Mehr Erfolg versprach da schon ein Netz, mit dem am Vormittag einige Karpfen
aus dem nahen Fischteich geholt werden sollten und das nun zum Vogelnetz
abgewandelt wurde. Aber auch diesem entkam der Rabe mal hüpfend, mal fliegend.
Schließlich wurde er es leid, gejagt zu werden. Mit den Worten »Gott will es!«
flog er auf und davon. Einer der Armbrustschützen schoss ihm einen Bolzen in
den weißen Himmel nach.
    Als Biterolf sich nach Agnes erkundigte, wurde ihm gesagt, sie
sei, verwunderlich genug, in den Wald gegangen, um draußen nach Reisig zu
suchen. Biterolf konnte sich zwar keinen Reim darauf machen, für was die Suche
nach Reisig ein Vorwand sein sollte, aber er beschloss, ihr zu folgen: Nach
einer ganzen Woche in den Mauern der Burg war sein Drang groß, sie zumindest
für einige Stunden zu verlassen, um einen klaren Kopf zu bekommen.

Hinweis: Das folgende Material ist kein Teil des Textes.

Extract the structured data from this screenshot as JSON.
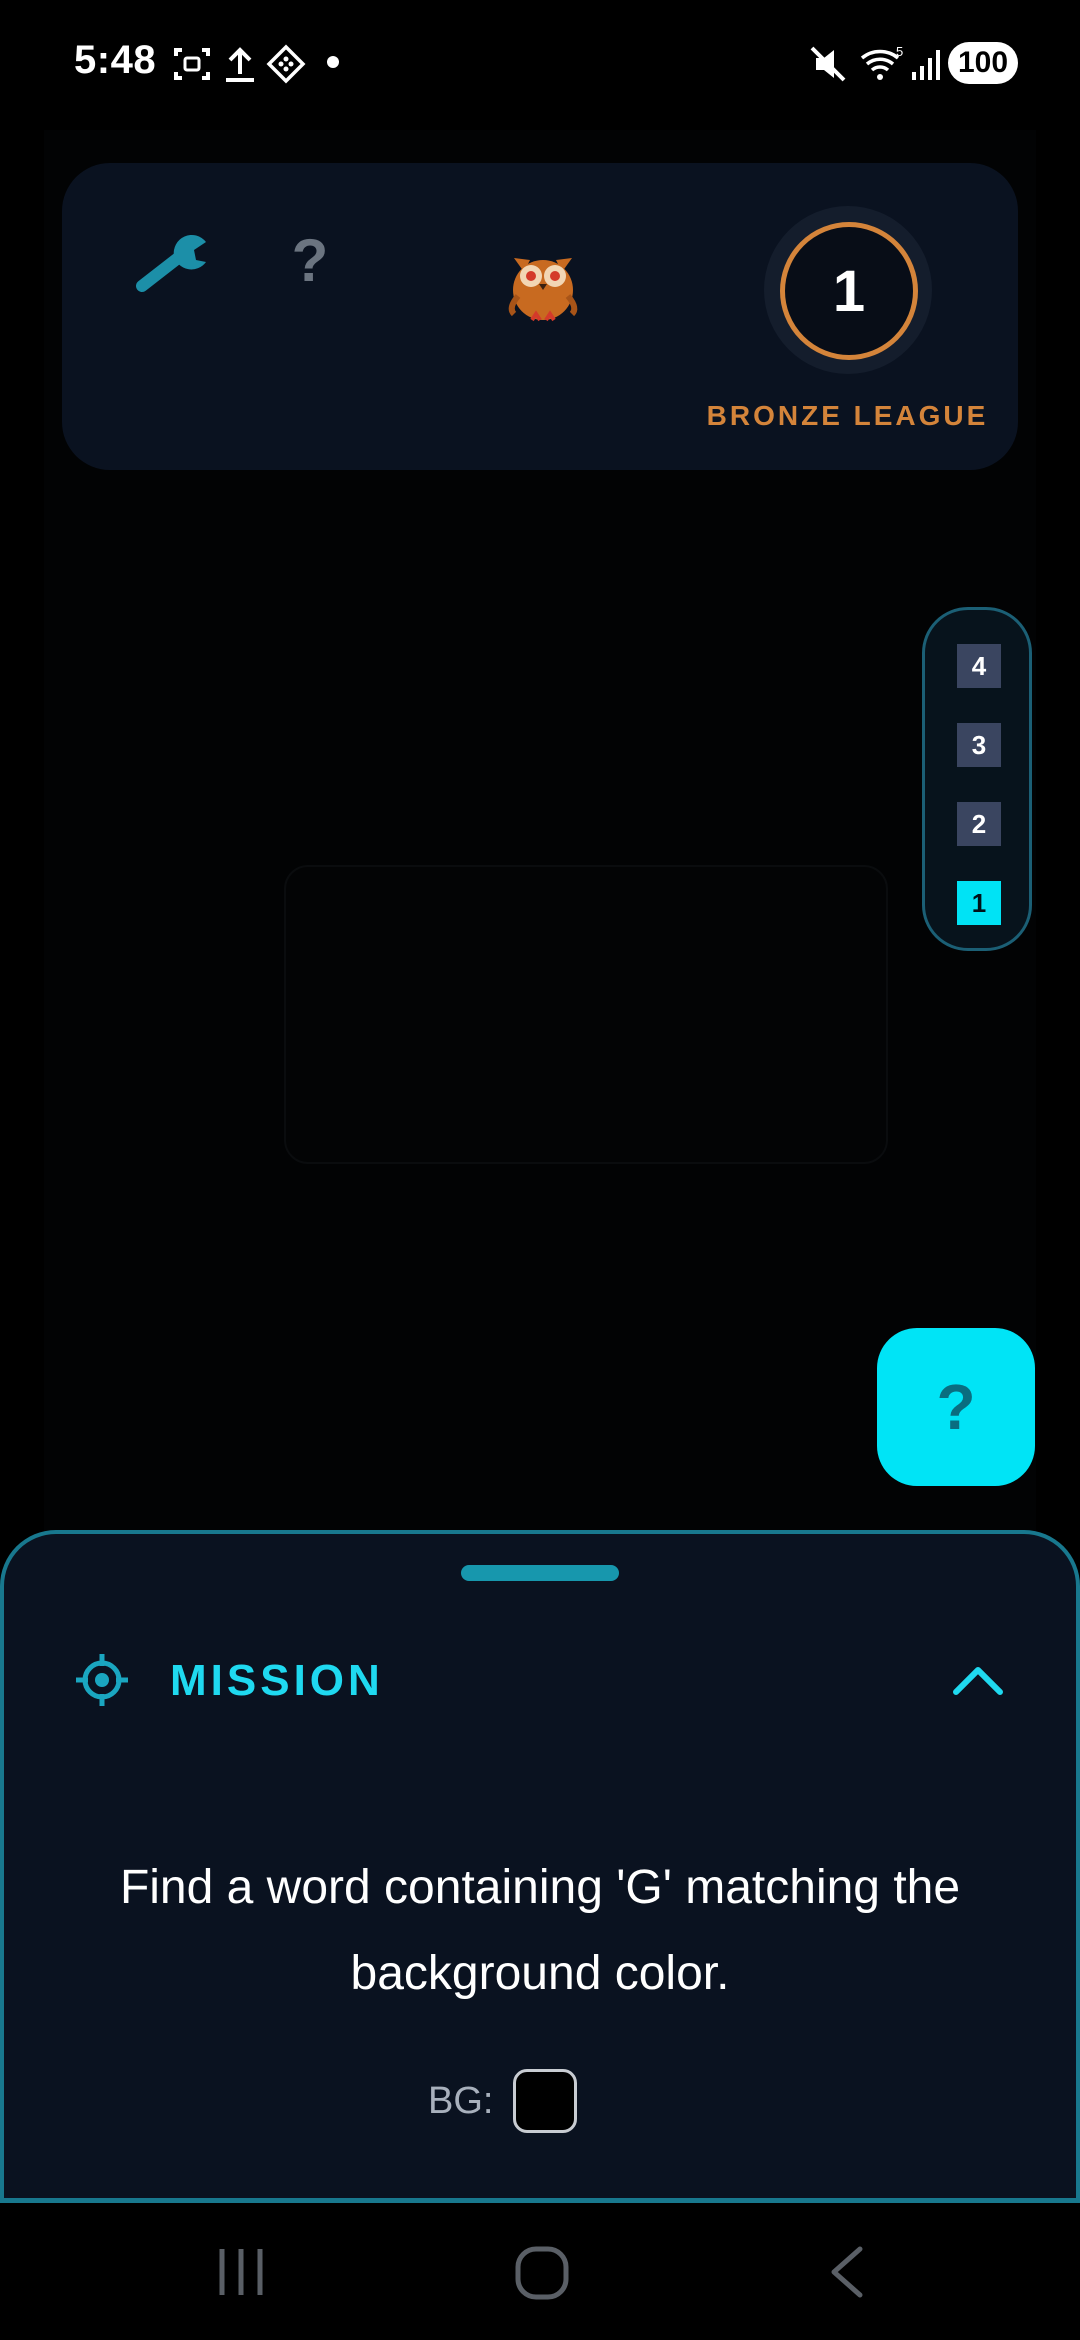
{
  "status_bar": {
    "time": "5:48",
    "battery": "100",
    "icons": [
      "screenshot-icon",
      "upload-icon",
      "app-icon",
      "dot-icon",
      "mute-icon",
      "wifi-icon",
      "signal-icon",
      "battery-icon"
    ]
  },
  "top_panel": {
    "tools_icon": "wrench-icon",
    "help_text": "?",
    "mascot": "owl-icon",
    "level": "1",
    "league": "BRONZE LEAGUE"
  },
  "level_selector": {
    "levels": [
      "4",
      "3",
      "2",
      "1"
    ],
    "active": "1"
  },
  "hint_button": {
    "label": "?"
  },
  "mission": {
    "title": "MISSION",
    "text": "Find a word containing 'G' matching the background color.",
    "bg_label": "BG:",
    "bg_color": "#000000"
  },
  "colors": {
    "accent": "#00e4f6",
    "league": "#d4843a",
    "panel": "#0a1220"
  }
}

    Am Osthang des Burgberges verschaffte er sich ein Bild von der Suche
nach dem Richtschwert. Das Gelände war inzwischen regelrecht umgepflügt worden;
Schnee, Totholz und Gesträuch waren aus dem Weg geräumt. Hier war die Ursache
für die Wut des Landgrafen: Es schien in der Tat vollkommen unerklärlich, dass
ein Dutzend Männer es nach zwei, bald drei Tagen nicht geschafft hatte, eine
Klinge von drei Fuß Länge zu finden. Biterolf legte den Kopf in den Nacken und
sah an der Wand aus Fels und Mauer hoch zum mächtigen Palas, der alles krönte.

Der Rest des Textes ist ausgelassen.